SubmittedFriday, 03 May 2019
Berlioz’s passion was at once rekindled
After a time Henrietta reappeared. She had now lost her youth and her power; her beauty was waning, and she was in debt. Berlioz’s passion was at once rekindled. This time Henrietta accepted his advances. He made alterations in his symphony, and offered it to her in homage of his love. He won her, and married her, with fourteen thousand francs debt. He had captured his dream–Juliet! Ophelia! What was she really? A charming Englishwoman, cold, loyal, and sober-minded, who understood nothing of his passion; and who, from the time she became his wife, loved him jealously and sincerely, and thought to confine him within the narrow world of domestic life. But his affections became restive, and he lost his heart to a Spanish actress (it was always an actress, a virtuoso, or a part) and left poor Ophelia, and went off with Marie Recio, the Inès of Favorite, the page of Comte Ory–a practical, hardheaded woman, an indifferent singer with a mania for singing. The haughty Berlioz was forced to fawn upon the directors of the theatre in order to get her parts, to write flattering notices in praise of her talents, and even to let her make his own melodies discordant at the concerts he arranged.[18] It would all be dreadfully ridiculous if this weakness of character had not brought tragedy in its train.
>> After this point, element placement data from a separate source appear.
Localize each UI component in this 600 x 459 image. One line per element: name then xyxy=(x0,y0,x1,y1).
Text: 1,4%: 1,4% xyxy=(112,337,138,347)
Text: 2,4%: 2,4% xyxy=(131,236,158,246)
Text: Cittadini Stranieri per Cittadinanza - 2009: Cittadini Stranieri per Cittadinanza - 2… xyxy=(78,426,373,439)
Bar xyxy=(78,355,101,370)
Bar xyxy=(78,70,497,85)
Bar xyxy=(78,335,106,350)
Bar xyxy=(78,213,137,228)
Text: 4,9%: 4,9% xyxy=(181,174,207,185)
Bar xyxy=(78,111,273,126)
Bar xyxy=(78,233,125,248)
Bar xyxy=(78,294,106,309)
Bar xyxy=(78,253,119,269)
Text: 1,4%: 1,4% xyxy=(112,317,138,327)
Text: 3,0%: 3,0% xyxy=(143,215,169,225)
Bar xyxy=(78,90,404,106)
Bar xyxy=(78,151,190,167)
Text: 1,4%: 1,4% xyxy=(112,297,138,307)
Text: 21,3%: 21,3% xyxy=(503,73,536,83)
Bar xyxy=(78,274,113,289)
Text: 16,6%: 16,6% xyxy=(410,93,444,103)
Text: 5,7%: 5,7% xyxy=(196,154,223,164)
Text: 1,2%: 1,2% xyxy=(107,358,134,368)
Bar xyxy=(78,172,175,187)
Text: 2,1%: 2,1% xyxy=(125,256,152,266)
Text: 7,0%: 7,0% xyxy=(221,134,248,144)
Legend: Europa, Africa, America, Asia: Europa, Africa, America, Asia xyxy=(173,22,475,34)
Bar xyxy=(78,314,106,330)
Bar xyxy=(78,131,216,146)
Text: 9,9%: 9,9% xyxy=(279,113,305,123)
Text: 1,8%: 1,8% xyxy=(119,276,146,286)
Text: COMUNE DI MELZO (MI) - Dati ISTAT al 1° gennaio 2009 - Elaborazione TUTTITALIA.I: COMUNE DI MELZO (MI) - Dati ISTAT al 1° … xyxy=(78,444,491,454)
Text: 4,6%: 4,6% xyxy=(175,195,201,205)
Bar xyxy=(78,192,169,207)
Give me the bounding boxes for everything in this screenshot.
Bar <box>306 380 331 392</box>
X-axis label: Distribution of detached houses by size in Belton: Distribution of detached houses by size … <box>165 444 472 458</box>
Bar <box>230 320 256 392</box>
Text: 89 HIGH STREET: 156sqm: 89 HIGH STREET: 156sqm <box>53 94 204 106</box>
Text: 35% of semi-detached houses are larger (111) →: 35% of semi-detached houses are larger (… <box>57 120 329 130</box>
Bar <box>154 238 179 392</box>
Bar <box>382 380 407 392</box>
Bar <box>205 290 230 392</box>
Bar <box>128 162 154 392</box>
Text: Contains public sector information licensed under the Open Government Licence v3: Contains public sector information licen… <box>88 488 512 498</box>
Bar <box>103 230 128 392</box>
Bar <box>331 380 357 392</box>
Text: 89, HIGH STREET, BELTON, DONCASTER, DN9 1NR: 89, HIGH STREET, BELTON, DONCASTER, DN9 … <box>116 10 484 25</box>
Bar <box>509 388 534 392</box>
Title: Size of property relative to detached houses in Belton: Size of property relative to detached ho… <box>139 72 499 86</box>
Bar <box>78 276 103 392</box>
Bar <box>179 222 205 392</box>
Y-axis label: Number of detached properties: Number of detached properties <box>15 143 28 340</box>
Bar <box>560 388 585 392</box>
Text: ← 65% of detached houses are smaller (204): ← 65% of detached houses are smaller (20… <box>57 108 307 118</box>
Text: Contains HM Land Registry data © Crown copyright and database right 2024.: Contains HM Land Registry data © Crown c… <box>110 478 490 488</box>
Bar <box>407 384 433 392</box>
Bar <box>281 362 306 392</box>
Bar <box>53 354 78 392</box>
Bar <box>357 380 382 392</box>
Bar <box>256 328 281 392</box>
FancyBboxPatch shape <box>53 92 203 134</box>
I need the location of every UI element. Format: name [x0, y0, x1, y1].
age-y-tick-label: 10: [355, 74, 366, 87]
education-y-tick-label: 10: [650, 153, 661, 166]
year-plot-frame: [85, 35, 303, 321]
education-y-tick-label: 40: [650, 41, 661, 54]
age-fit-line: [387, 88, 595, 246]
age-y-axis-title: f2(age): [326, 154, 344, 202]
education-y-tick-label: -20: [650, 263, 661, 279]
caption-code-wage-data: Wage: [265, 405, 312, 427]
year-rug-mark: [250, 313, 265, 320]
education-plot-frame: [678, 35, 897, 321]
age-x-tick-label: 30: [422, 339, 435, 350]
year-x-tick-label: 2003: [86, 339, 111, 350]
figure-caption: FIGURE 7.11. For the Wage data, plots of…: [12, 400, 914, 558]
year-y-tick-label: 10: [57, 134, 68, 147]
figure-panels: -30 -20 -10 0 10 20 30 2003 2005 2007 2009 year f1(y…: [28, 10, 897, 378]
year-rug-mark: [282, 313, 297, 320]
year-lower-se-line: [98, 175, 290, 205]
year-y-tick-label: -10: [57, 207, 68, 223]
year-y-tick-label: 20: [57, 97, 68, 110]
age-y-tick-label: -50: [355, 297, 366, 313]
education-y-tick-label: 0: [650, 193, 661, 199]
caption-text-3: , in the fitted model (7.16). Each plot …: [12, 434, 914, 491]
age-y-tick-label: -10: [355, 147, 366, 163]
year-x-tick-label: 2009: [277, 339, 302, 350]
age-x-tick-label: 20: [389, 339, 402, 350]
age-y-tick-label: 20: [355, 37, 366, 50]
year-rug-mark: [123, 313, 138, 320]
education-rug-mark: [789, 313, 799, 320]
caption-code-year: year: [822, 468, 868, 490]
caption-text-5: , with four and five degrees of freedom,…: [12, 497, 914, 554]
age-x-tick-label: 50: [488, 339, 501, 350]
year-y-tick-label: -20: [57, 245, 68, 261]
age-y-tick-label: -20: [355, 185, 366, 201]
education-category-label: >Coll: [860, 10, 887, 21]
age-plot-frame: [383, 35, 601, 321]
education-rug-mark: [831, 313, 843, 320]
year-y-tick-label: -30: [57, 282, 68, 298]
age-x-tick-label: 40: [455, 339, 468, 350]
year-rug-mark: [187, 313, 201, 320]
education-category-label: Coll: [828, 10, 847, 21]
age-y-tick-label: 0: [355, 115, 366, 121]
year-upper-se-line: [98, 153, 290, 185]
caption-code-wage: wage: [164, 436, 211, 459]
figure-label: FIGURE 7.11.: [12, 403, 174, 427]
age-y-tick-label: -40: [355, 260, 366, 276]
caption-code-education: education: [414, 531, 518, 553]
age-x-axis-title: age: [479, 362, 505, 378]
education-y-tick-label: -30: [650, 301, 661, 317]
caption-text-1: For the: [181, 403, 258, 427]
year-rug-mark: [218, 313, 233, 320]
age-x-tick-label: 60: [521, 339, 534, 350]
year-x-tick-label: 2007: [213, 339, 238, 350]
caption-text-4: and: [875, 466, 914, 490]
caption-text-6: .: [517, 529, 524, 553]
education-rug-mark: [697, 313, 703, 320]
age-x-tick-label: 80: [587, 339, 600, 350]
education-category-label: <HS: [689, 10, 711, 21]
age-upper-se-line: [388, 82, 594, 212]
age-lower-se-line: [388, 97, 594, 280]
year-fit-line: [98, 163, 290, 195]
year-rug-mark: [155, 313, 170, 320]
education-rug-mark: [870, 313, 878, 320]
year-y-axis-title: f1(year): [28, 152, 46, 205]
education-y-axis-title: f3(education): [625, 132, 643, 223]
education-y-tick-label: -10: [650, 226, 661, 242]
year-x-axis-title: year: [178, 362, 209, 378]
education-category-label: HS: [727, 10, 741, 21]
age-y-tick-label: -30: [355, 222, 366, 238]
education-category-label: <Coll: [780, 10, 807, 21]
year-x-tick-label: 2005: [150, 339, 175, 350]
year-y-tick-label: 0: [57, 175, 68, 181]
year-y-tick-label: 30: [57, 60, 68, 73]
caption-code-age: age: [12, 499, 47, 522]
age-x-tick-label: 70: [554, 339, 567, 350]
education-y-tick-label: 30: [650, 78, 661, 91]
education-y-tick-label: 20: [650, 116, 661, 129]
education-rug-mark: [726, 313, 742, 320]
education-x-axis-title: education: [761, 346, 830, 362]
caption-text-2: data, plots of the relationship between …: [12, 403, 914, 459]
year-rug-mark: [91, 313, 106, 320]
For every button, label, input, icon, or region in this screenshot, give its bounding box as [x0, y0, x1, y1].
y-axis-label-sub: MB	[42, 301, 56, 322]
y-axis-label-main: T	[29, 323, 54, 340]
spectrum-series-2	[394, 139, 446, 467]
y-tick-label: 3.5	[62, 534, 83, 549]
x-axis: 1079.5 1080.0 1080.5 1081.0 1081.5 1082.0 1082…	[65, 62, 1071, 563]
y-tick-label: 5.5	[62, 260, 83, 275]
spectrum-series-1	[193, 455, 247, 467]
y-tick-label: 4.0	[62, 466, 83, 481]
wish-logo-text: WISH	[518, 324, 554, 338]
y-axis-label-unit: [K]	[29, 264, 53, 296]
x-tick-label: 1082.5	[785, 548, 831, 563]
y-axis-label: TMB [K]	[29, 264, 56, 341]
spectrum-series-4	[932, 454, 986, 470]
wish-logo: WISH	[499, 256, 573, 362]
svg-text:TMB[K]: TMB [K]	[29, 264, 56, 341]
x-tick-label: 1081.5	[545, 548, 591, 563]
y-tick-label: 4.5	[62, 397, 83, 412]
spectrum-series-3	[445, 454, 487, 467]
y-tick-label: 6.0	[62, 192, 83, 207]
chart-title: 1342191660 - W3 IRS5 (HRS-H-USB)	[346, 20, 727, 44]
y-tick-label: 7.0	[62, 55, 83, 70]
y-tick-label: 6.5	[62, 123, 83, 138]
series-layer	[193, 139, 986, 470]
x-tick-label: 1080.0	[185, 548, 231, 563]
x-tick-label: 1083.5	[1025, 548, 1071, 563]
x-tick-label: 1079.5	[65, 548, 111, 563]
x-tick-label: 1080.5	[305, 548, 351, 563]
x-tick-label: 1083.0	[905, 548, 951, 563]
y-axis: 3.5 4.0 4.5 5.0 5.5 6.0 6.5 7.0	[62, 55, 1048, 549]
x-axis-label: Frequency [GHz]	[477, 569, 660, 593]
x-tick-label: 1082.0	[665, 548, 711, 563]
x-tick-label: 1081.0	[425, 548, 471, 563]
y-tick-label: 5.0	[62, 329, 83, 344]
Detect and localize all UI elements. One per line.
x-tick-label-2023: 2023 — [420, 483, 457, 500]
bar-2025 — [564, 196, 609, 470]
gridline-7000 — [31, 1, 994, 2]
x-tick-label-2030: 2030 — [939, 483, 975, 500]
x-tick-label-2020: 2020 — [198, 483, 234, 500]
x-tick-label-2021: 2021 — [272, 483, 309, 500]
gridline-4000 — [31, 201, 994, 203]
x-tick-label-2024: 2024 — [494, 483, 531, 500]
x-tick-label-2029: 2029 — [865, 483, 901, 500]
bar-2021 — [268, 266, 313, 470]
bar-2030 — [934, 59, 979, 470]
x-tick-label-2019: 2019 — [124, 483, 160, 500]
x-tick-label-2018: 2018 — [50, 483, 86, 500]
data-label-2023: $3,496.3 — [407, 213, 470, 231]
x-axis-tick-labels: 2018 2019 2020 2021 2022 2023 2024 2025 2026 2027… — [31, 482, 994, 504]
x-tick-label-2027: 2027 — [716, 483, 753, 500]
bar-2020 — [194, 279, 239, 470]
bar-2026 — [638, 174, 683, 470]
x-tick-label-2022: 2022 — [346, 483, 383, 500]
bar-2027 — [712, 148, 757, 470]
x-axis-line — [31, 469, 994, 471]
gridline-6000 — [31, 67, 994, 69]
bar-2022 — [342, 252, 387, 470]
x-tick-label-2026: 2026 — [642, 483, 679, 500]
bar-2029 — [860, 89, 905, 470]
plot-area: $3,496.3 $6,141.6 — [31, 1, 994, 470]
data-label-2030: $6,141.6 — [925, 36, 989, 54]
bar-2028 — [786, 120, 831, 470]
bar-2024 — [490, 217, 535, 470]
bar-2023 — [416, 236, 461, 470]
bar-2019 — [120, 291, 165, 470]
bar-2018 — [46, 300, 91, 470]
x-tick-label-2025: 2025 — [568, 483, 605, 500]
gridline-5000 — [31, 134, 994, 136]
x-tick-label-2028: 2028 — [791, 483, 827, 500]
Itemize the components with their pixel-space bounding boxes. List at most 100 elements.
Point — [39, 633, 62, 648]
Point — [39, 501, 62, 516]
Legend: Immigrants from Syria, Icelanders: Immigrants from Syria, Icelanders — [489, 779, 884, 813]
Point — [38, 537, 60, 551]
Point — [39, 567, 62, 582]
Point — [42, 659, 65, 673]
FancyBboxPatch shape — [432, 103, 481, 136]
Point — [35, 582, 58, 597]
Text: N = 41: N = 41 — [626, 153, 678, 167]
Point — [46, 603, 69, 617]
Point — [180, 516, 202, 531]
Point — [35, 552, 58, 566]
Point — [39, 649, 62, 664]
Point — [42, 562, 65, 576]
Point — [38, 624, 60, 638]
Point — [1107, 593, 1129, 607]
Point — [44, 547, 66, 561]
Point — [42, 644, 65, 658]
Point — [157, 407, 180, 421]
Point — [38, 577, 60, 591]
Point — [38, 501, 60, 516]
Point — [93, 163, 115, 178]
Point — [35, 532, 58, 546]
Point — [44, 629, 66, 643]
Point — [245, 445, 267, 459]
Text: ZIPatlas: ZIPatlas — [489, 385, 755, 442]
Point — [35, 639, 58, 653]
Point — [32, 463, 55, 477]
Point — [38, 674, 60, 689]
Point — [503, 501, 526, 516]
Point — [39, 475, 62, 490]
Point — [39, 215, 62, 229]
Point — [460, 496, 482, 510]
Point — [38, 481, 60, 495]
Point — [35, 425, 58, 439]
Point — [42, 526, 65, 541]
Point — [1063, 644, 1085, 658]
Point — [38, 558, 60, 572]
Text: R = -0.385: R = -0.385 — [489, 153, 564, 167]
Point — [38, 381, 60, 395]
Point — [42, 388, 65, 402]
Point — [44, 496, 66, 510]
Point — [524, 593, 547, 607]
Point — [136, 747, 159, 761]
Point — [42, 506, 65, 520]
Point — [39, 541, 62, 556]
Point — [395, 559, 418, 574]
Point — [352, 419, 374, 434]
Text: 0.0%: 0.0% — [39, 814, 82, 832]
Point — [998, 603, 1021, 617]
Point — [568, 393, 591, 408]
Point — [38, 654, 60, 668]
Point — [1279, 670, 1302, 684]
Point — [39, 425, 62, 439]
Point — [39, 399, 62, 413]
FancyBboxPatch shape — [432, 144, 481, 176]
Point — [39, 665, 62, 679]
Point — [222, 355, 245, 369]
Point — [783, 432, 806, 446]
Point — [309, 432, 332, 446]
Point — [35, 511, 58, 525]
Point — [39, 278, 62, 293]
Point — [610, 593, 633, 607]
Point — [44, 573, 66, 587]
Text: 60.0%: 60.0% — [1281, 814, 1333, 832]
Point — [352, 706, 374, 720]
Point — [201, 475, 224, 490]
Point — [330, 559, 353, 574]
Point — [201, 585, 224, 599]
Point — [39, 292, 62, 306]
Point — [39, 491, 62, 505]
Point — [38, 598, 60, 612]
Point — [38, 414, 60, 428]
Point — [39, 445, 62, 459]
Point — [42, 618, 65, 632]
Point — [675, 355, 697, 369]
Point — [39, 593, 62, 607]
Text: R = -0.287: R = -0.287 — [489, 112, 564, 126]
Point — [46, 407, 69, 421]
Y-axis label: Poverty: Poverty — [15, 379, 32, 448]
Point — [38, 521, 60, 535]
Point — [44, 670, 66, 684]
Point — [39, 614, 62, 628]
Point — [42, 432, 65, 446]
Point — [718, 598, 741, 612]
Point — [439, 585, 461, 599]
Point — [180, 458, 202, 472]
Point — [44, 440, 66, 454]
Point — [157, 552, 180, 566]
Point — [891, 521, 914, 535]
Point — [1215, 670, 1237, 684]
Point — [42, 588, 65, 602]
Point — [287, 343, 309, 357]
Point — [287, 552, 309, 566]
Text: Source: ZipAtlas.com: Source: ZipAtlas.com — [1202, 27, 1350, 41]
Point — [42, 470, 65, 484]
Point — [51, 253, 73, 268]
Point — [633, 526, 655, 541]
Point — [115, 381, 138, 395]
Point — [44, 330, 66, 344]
So the one he really loved, and who always loved him, remained alone, without friends, in Paris, where she was a stranger. She drooped in silence and pined slowly away, bedridden, paralysed, and unable to speak during eight years of suffering. Berlioz suffered too, for he loved her still and was torn with pity–«pity, the most painful of all emotions.»[19] But of what use was this pity? He left Henrietta to suffer alone and to die just the same. And, what was worse, as we learn from Legouvé, he let his mistress, the odious Recio, make a scene before poor Henrietta.[20] Recio told him of it and boasted about what she had done.
[Footnote 18: «Isn’t it really devilish,» he said to Legouvé, «tragic and silly at the same time? I should deserve to go to hell if I wasn’t there already.»]
[Footnote 19: Mémoires, II, 335. See the touching passages he wrote on Henrietta Smithson’s death.]
[Footnote 20: «One day, Henrietta, who was living alone at Montmartre, heard someone ring the bell, and went to open the door.